None of this is revolutionary or even interesting from the standpoint of monetary theory and monetary policy. But it is interesting, and maybe revolutionary, to see yet more evidence that social patterns in virtual environments are the same as the ones we would see in a real environment under similar conditions. In other words, putting societies in virtual environments changes nothing about the fundamentals of social behavior.

This is the fourth major study on this topic that I’ve been involved with, and each one has come to the same conclusion. It does not appear that virtual societies act differently from real societies. There’s lots of weird behavior, yes, but it all seems to be caused by the parameters of the virtual world. It does not seem to be caused by fundamental changes in what societies do or how they operate.

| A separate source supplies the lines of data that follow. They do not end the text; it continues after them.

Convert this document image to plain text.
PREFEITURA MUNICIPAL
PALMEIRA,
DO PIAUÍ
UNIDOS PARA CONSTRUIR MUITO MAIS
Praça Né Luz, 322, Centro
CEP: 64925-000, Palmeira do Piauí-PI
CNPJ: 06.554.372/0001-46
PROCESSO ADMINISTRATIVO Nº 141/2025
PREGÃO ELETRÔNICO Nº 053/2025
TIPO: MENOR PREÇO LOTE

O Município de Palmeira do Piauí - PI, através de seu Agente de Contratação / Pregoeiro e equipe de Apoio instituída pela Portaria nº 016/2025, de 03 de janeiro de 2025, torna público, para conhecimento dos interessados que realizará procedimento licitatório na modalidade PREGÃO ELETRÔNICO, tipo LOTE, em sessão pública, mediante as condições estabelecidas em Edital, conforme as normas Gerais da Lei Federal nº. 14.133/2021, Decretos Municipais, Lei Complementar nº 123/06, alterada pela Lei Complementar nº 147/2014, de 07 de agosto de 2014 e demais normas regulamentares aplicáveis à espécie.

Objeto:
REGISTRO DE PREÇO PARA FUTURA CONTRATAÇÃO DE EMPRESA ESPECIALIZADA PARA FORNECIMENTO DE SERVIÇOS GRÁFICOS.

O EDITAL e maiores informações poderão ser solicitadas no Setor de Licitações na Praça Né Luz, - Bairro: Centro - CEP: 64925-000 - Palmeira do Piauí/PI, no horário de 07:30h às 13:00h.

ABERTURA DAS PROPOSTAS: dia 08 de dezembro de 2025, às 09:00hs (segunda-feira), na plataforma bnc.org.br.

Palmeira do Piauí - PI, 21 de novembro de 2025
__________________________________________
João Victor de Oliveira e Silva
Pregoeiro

Why does this matter? Two reasons.

  1. Our lives are going virtual. But social behavior in the virtual is not a completely new puzzle. Humans will be humans, online or off. The wisdom we have accumulated about social behavior still applies, even in fantasy environments.
  2. We can use virtual environments to study the fundamentals of social behavior. We can build virtual worlds as test-beds for new ideas and policies.

*My thanks go out to the good people at Nordeus (Nenad Zivic, Igor Andelkovic, and Milovan Dekic), the developers of Top 11, for including me on this experiment. Thanks also to Tolga Ozden for being a great research partner.